Lifestyle modifications, including weight loss and exercise, are crucial in lowering HbA1c. A modest weight loss of 5% can improve glycemic control.

Risk Factors

  • Type 1 Diabetes: Autoimmune factors, genetic predisposition (chromosome 6p), and monogenic forms.
  • Type 2 Diabetes: Family history, obesity, age over 45, hypertension, hyperlipidemia, history of gestational diabetes, and certain ethnicities (African American, Latino, Native American, Asian American, Pacific Islander).

Complications

  • Type 2 Diabetes: The leading cause of acquired blindness in adults aged 20-74. Acute complications include diabetic ketoacidosis, severe hyperglycemia, and hypoglycemia with neurological symptoms. Chronic complications include renal failure, coronary artery disease, stroke, peripheral vascular disease, and slow-healing wounds.

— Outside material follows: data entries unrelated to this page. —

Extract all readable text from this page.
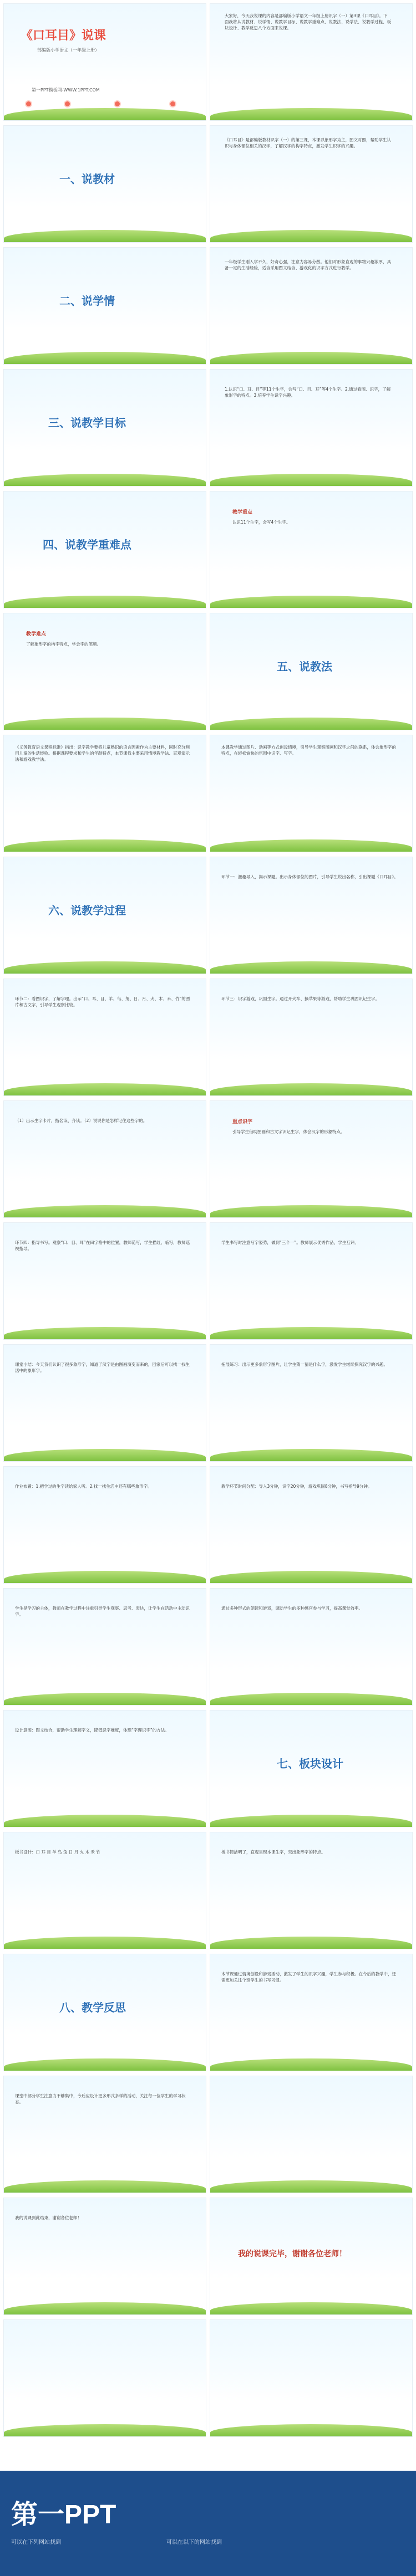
《口耳目》说课
部编版小学语文（一年级上册）
第一PPT模板网-WWW.1PPT.COM
大家好，今天我说课的内容是部编版小学语文一年级上册识字（一）第3课《口耳目》。下面我将从说教材、说学情、说教学目标、说教学重难点、说教法、说学法、说教学过程、板块设计、教学反思八个方面来说课。
一、说教材
《口耳目》是部编版教材识字（一）的第三课，本课以象形字为主，图文对照，帮助学生认识与身体部位相关的汉字，了解汉字的构字特点，激发学生识字的兴趣。
二、说学情
一年级学生刚入学不久，好奇心强，注意力容易分散。他们对形象直观的事物兴趣浓厚，具备一定的生活经验，适合采用图文结合、游戏化的识字方式进行教学。
三、说教学目标
1.认识“口、耳、目”等11个生字，会写“口、目、耳”等4个生字。2.通过看图、识字，了解象形字的特点。3.培养学生识字兴趣。
四、说教学重难点
教学重点
认识11个生字，会写4个生字。
教学难点
了解象形字的构字特点，学会字的笔顺。
五、说教法
《义务教育语文课程标准》指出：识字教学要将儿童熟识的语言因素作为主要材料，同时充分利用儿童的生活经验。根据课程要求和学生的年龄特点，本节课我主要采用情境教学法、直观演示法和游戏教学法。
本课教学通过图片、动画等方式创设情境，引导学生观察图画和汉字之间的联系，体会象形字的特点，在轻松愉快的氛围中识字、写字。
六、说教学过程
环节一：激趣导入，揭示课题。出示身体部位的图片，引导学生说出名称，引出课题《口耳目》。
环节二：看图识字，了解字理。出示“口、耳、目、羊、鸟、兔、日、月、火、木、禾、竹”的图片和古文字，引导学生观察比较。
环节三：识字游戏，巩固生字。通过开火车、摘苹果等游戏，帮助学生巩固识记生字。
（1）出示生字卡片，指名读、齐读。（2）说说你是怎样记住这些字的。	重点识字
引导学生借助图画和古文字识记生字，体会汉字的形象特点。
环节四：指导书写。观察“口、目、耳”在田字格中的位置，教师范写，学生描红、临写，教师巡视指导。
学生书写时注意写字姿势，做到“三个一”。教师展示优秀作品，学生互评。
课堂小结：今天我们认识了很多象形字，知道了汉字是由图画演变而来的，回家后可以找一找生活中的象形字。
拓展练习：出示更多象形字图片，让学生猜一猜是什么字，激发学生继续探究汉字的兴趣。
作业布置：1.把学过的生字读给家人听。2.找一找生活中还有哪些象形字。	教学环节时间分配：导入3分钟，识字20分钟，游戏巩固8分钟，书写指导9分钟。
学生是学习的主体，教师在教学过程中注重引导学生观察、思考、表达，让学生在活动中主动识字。
通过多种形式的朗读和游戏，调动学生的多种感官参与学习，提高课堂效率。
设计意图：图文结合，帮助学生理解字义，降低识字难度，体现“字理识字”的方法。
七、板块设计
板书设计：口 耳 目 羊 鸟 兔 日 月 火 木 禾 竹	板书简洁明了，直观呈现本课生字，突出象形字的特点。
八、教学反思
本节课通过情境创设和游戏活动，激发了学生的识字兴趣，学生参与积极。在今后的教学中，还需更加关注个别学生的书写习惯。
课堂中部分学生注意力不够集中，今后应设计更多形式多样的活动，关注每一位学生的学习状态。
我的说课到此结束，谢谢各位老师！
我的说课完毕，谢谢各位老师！
第一PPT
可以在下列网站找到	可以在以下的网站找到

Treatment for Complications

  • Hyperlipidemia: Use statins alongside nutritional therapy.
  • Referrals: Patients should be referred to a dietician, certified diabetes educator, endocrinologist, and should have annual exams of the feet and eyes.

Week 6: Urology and Aging

Urinary Tract Infections (UTIs)

  • Types: UTIs can be acute, chronic, recurrent, complicated, or uncomplicated.
  • Risk Factors: Include indwelling catheters, incontinence, cognitive impairment, diabetes, and poor hygiene. Men have a lower incidence of UTIs due to the protective properties of prostatic fluid.
  • Common Bacteria: E. coli is the most common cause of uncomplicated UTIs, accounting for 80-90% of cases in women.
  • Treatment: Uncomplicated UTIs are treated with nitrofurantoin or trimethoprim-sulfamethoxazole. Treatment duration varies, with longer courses for complicated cases or in older men.

Incontinence

  • Types: Stress, urge, mixed, overflow, and functional incontinence, each with different management strategies.
  • Risk Factors: Include pelvic muscle weakness, diabetes, stroke, and medications.

Sexuality and Aging

  • STIs: Older adults remain sexually active and are at risk for STIs due to changes in sexual behavior and physiology. Education on safe sex practices is essential.

Genitourinary Syndrome of Menopause (GSM)

  • Symptoms: Include vaginal dryness, dysuria, and dyspareunia.
  • Treatment: Over-the-counter moisturizers and lubricants are first-line, with low-dose vaginal estrogen therapy as a next step if necessary.

Menopause

  • Symptom Management: Includes lifestyle modifications, SSRIs, and hormone therapy, with attention to contraindications.

Erectile Dysfunction (ED)

  • Causes: Include physiological, psychological, and vascular factors.
  • Diagnosis and Treatment: Initial lab tests include fasting blood sugar, lipid profile, TSH, and testosterone levels. Treatment includes lifestyle changes, pharmacotherapy (e.g., PDE5 inhibitors), and hormone therapy if indicated.

Week 7: Elder Abuse, Alzheimer’s, Delirium, and Dementia

Elder Abuse

  • Types: Physical, sexual, emotional, neglect, exploitation, abandonment, and self-neglect.
  • Provider Responsibilities: Healthcare professionals must report suspected abuse and carefully document all findings.

Alzheimer’s Disease

  • Features: Progressive cognitive decline with memory loss, impaired executive function, and behavioral changes.
  • Treatment: Includes pharmacological (cholinesterase inhibitors) and non-pharmacological interventions (support groups, cognitive therapies).

Delirium

  • Features: Rapid onset of confusion, disorientation, and cognitive changes, often due to an underlying medical condition.
  • Prevention: Involves minimizing risk factors such as medication use, sensory deficits, and promoting sleep hygiene.
  • First-Line Treatment: Non-pharmacological measures are preferred, with medications used only as a last resort.

Dementia

  • Features: Insidious onset of cognitive decline affecting memory, language, and daily functioning.
  • Treatment: A comprehensive approach including pharmacological (cholinesterase inhibitors), social, and family interventions.

This study guide consolidates critical content for the NR601 final exam, focusing on essential topics in glucose metabolism disorders, urology and aging, elder abuse, Alzheimer’s disease, delirium, and dementia.